1. Hoe een terugslag ontstaat:
• Een terugslag ontstaat wanneer het bewegende maaiblad
in contact komt met een voorwerp waar het niet door heen
kan snijden. Door dit contact komt het maaiblad even tot
stilstand en beweegt of „stuit" weg van het geraakte
voorwerp. De gebruiker kan daardoor de controle over de
bosmaaier verliezen en het maaiblad kan ernstig lichamelijk
letsel toebrengen aan de gebruiker of aan elke persoon dat
zich in de directe omgeving bevindt.
2. Hoe u de kans op een terugslag kunt verminderen:
a. Erken dat een terugslag ook bij u kan optreden. Door van
het gevaar van een terugslag bewust te zijn, kunt u het risico
dat u zich laat verrassen terugdringen.
b. Maai alleen vezelachtig onkruid en gras. Voorkom dat het
maaiblad in contact komt met voorwerpen dat niet gesneden
kan worden, zoals harde en verhoute ranken en twijgen,
stenen, schuttingen, metaal, enz.
c. Wees extra alert op een terugslag wanneer u maait op
plaatsen waar u het maaiblad niet goed kunt zien, zoals op
dichtbegroeide plaatsen.
NL-14
d. Houd het maaiblad scherp. Een stomp maaiblad verhoogt
de kans op een terugslag.
e. Beweeg het maaiblad niet te snel. Het maaiblad kan van het
te maaien materiaal worden weggeslagen als het maaiblad
sneller beweegt dan dat het kan maaien.
f. Maai alleen van rechts naar links.
g. Houd de richting waarin u zich beweegt vrij van maaisel en
ander vuil.
3. Hoe u de controle over de bosmaaier kunt be-
houden:
a. Houd de bosmaaier met beide handen stevig vast. Als u de
bosmaaier stevig vast heeft, kunt u een eventuele terugslag
gemakkelijker opvangen. Houd de handgrepen volledig
omsloten door beide handen.
b. Plaats de voeten iets uiteen in een voor u comfortabele stand,
maar wees voorbereid op een eventuele terugslag. Voorkom
dat u te ver moet reiken. Zorg dat u stevig staat en
voortdurend in balans bent.
SNIJWERK (GEBRUIK VAN DE SNOEIKOP)
WAARSCHUWING
1. Bescherm altijd de ogen, bijvoorbeeld met een veilig-
heidsbril. Leun nooit over de draaiende maaikop. Er
kunnen steentjes of andere voorwerpen in de richting
van de ogen en het gelaat worden opgeworpen die ernstig
letsel kunnen veroorzaken.
2. Zorg dat het snijmechanismeschild altijd is aangebracht
wanneer de machine wordt gebruikt.
HET MAAIEN VAN GRAS EN ONKRUID
•
Houd in gedachten dat het maaien wordt gedaan door het
uiteinde van de draad. U krijgt een beter resultaat wanneer
u de draad niet te ver vooruit steekt. Laat de bosmaaier het
tempo bepalen.
1. Houd de bosmaaier met de maaikop los van de grond en
onder een hoek van ongeveer 20 graden in de maairichting.

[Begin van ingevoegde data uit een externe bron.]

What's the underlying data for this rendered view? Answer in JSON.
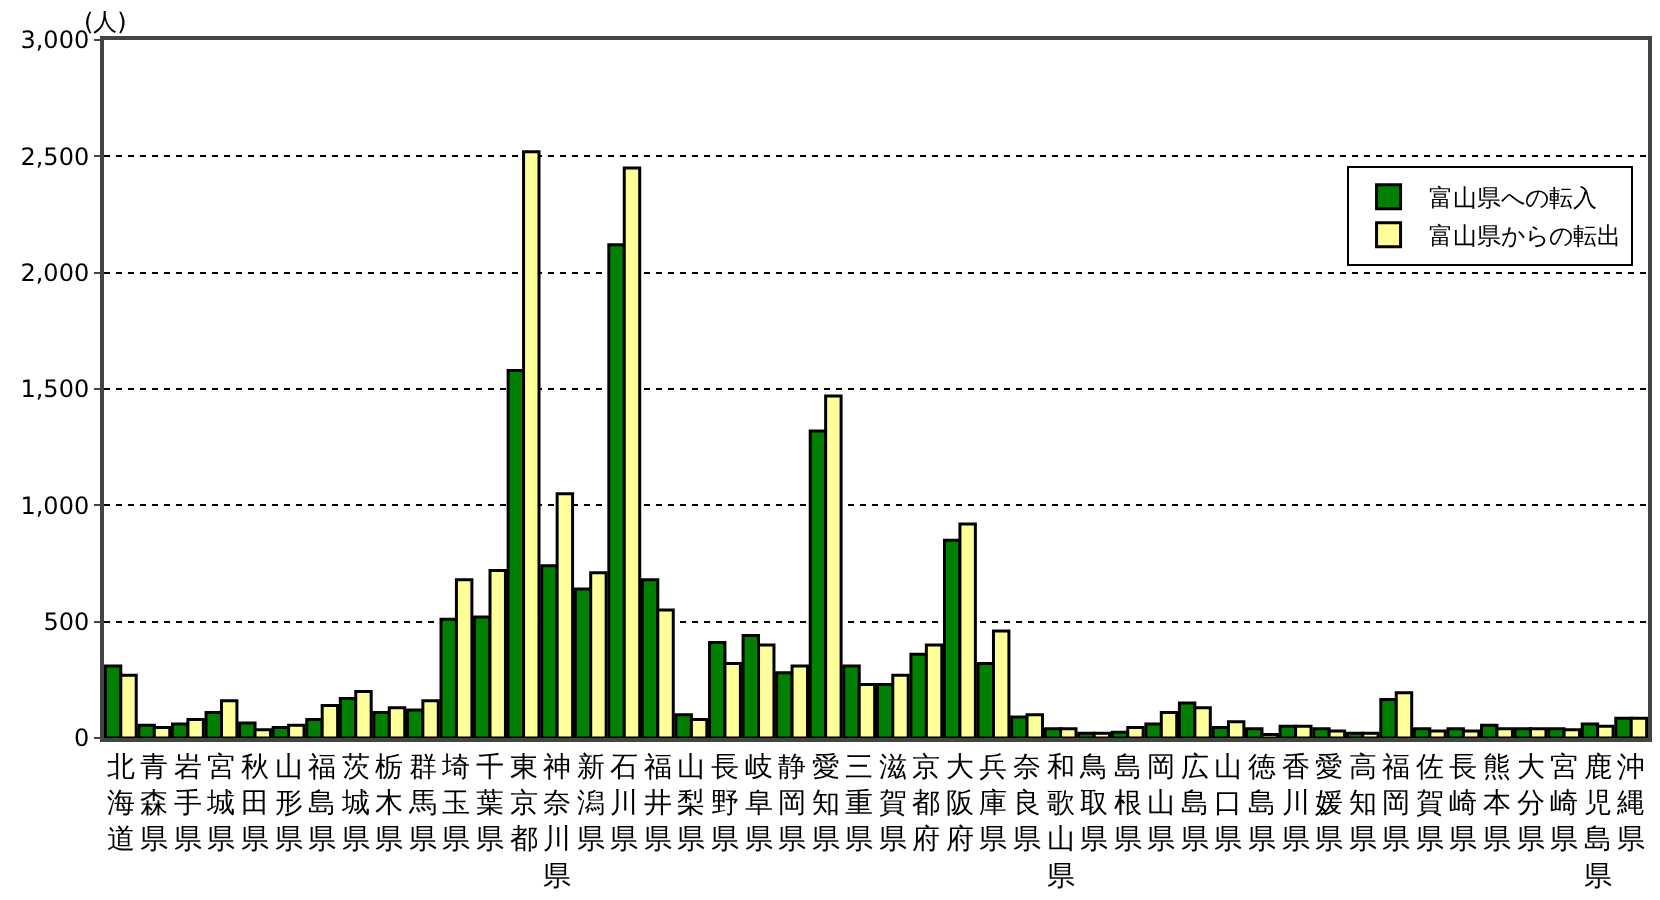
{
  "chart_data": {
    "type": "bar",
    "ylabel": "(人)",
    "categories": [
      "北海道",
      "青森県",
      "岩手県",
      "宮城県",
      "秋田県",
      "山形県",
      "福島県",
      "茨城県",
      "栃木県",
      "群馬県",
      "埼玉県",
      "千葉県",
      "東京都",
      "神奈川県",
      "新潟県",
      "石川県",
      "福井県",
      "山梨県",
      "長野県",
      "岐阜県",
      "静岡県",
      "愛知県",
      "三重県",
      "滋賀県",
      "京都府",
      "大阪府",
      "兵庫県",
      "奈良県",
      "和歌山県",
      "鳥取県",
      "島根県",
      "岡山県",
      "広島県",
      "山口県",
      "徳島県",
      "香川県",
      "愛媛県",
      "高知県",
      "福岡県",
      "佐賀県",
      "長崎県",
      "熊本県",
      "大分県",
      "宮崎県",
      "鹿児島県",
      "沖縄県"
    ],
    "series": [
      {
        "name": "富山県への転入",
        "color": "#008000",
        "values": [
          310,
          55,
          60,
          110,
          65,
          45,
          80,
          170,
          110,
          120,
          510,
          520,
          1580,
          740,
          640,
          2120,
          680,
          100,
          410,
          440,
          280,
          1320,
          310,
          230,
          360,
          850,
          320,
          90,
          40,
          20,
          25,
          60,
          150,
          45,
          40,
          50,
          40,
          20,
          165,
          40,
          40,
          55,
          40,
          40,
          60,
          85
        ]
      },
      {
        "name": "富山県からの転出",
        "color": "#ffff99",
        "values": [
          270,
          45,
          80,
          160,
          35,
          55,
          140,
          200,
          130,
          160,
          680,
          720,
          2520,
          1050,
          710,
          2450,
          550,
          80,
          320,
          400,
          310,
          1470,
          230,
          270,
          400,
          920,
          460,
          100,
          40,
          20,
          45,
          110,
          130,
          70,
          15,
          50,
          30,
          20,
          195,
          30,
          30,
          40,
          40,
          35,
          50,
          85
        ]
      }
    ],
    "ylim": [
      0,
      3000
    ],
    "yticks": [
      0,
      {
        "value": 500,
        "label": "500"
      },
      {
        "value": 1000,
        "label": "1,000"
      },
      {
        "value": 1500,
        "label": "1,500"
      },
      {
        "value": 2000,
        "label": "2,000"
      },
      {
        "value": 2500,
        "label": "2,500"
      },
      {
        "value": 3000,
        "label": "3,000"
      }
    ],
    "grid": "y",
    "legend": "top right"
  }
}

2. Opspattend vuil kunt u eenvoudig ontwijken door van links
naar rechts te maaien.
3. Zware begroeiing maait u het best met een langzame en
trefzekere beweging. De snelheid van de maaibeweging
wordt bepaald door het te maaien materiaal. Zware
begroeiing vereist een langzamere beweging dan een lichte
begroeiing.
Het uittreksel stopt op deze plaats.